News: 264th CSSB celebrates black history month
By Spc. Larry D. Wesley Jr.
Headquarters Company, 264th CSSB
CONTINGENCY OPERATING LOCATION SPEICHER, Iraq — Soldiers of the 264th Combat Sustainment Support Battalion, 15th Sustainment Brigade, 13th Sustainment Command Expeditionary from Fort Bragg, N.C., celebrated Black History Month with prayer, fun and talent here throughout February.
The 264th CSSB kicked off Black History Month with a prayer breakfast Feb. 6 led by Capt. Myron Johnson, the battalion's chaplain, commemorating the struggles and achievements of African-Americans. With a collaborative effort from Sgt.1st Class Lashay White, a native of Mobile, Ala., and senior ammunition logistician and equal opportunity leader for 264th CSSB and Lt. Col. Shatrece Buchanan, who serves as the 3rd Infantry Division equal opportunity officer, the 264th CSSB ended the month with an observance and play here Feb. 27.
Between those events were a talent show and a 5 kilometer fun run. Spc. Esmeralda Rodriguez-Ramirez, a truck driver from New York who works as a radio transmitter operator, said that the month-long observance was "a blast." She went on to say that her favorite part was "working with two wonderful women, Sgt. 1st Class White and Lt. Col. Buchanan." Rodriguez-Ramirez noted that this was her first time participating in an observance for Black History Month and acknowledged that she would love to partake in it again. She said it gave her the opportunity to meet different people. Alongside hundreds of other Soldiers and civilians, Rodriguez-Ramirez participated in the 5 kilometer fun run and won a free week of internet in a raffle after the run.
Sgt. James Benecke, the unit training clerk for Headquarters and Headquarters Company, 264th CSSB from New York who participated in past observances, stated that "this year I worked behind the scenes and learned firsthand how tough it is to get everything set up and in working order."
He also gave his assessment of some of the Black History Month activities.
"I was unable to attend the prayer breakfast, but the run was a lot of fun.

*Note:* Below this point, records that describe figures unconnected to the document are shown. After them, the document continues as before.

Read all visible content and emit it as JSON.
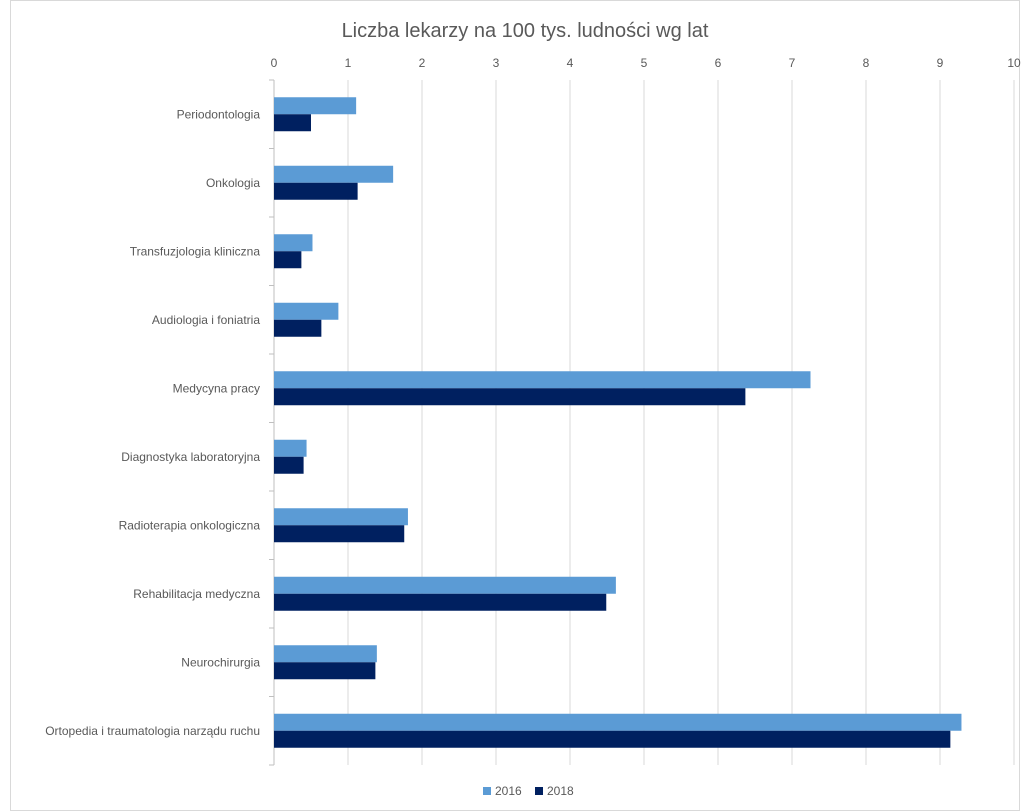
{
  "chart_data": {
    "type": "bar",
    "orientation": "horizontal",
    "title": "Liczba lekarzy na 100 tys. ludności wg lat",
    "xlabel": "",
    "ylabel": "",
    "xlim": [
      0,
      10
    ],
    "x_ticks": [
      "0",
      "1",
      "2",
      "3",
      "4",
      "5",
      "6",
      "7",
      "8",
      "9",
      "10"
    ],
    "x_axis_position": "top",
    "grid": true,
    "legend": "bottom",
    "categories": [
      "Periodontologia",
      "Onkologia",
      "Transfuzjologia kliniczna",
      "Audiologia i foniatria",
      "Medycyna pracy",
      "Diagnostyka laboratoryjna",
      "Radioterapia onkologiczna",
      "Rehabilitacja medyczna",
      "Neurochirurgia",
      "Ortopedia i traumatologia narządu ruchu"
    ],
    "series": [
      {
        "name": "2016",
        "color": "#5b9bd5",
        "values": [
          1.11,
          1.61,
          0.52,
          0.87,
          7.25,
          0.44,
          1.81,
          4.62,
          1.39,
          9.29
        ]
      },
      {
        "name": "2018",
        "color": "#002060",
        "values": [
          0.5,
          1.13,
          0.37,
          0.64,
          6.37,
          0.4,
          1.76,
          4.49,
          1.37,
          9.14
        ]
      }
    ]
  }
}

The whole unit seemed to have a good time, and the talent show really surprised me. There are a lot of talented Soldiers at COB Speicher. As for the final observance, I had a lot of work before and during the play, so I really didn't get a chance to enjoy it, but I heard good things and I can't wait to see the video."
Like Benecke, Rodriguez-Ramirez was unable to attend the prayer breakfast but cited that she was there for the rehearsals and that "listening to the music and songs made me really happy to know that no matter what culture we are, we haven't forgotten that God is still there for us no matter what, and we haven't forgotten where we come from."
Benecke went on to say that through these month-long events he learned about many of the economic champions of the black culture throughout America's history.
Benecke also said, "What I will remember most is the amount of effort put forth by the equal opportunity representatives and other leaders for the observances and activities. They really did a great job and motivated me to do my job better."
Rodriguez-Ramirez summarized her view of the events and the overall observance. "As a Hispanic, I was raised to always respect every culture. Being part of the Black History Month activities has given me a different outlook on things. It made me realize that no matter what color I am, I am able to help others, to bring smiles, and let others know that they aren't forgotten."
The events and observances sponsored by 264th CSSB were attended by thousands of civilian and military personnel, and throughout the course of the month helped others truly reflect on African-American culture and contributions.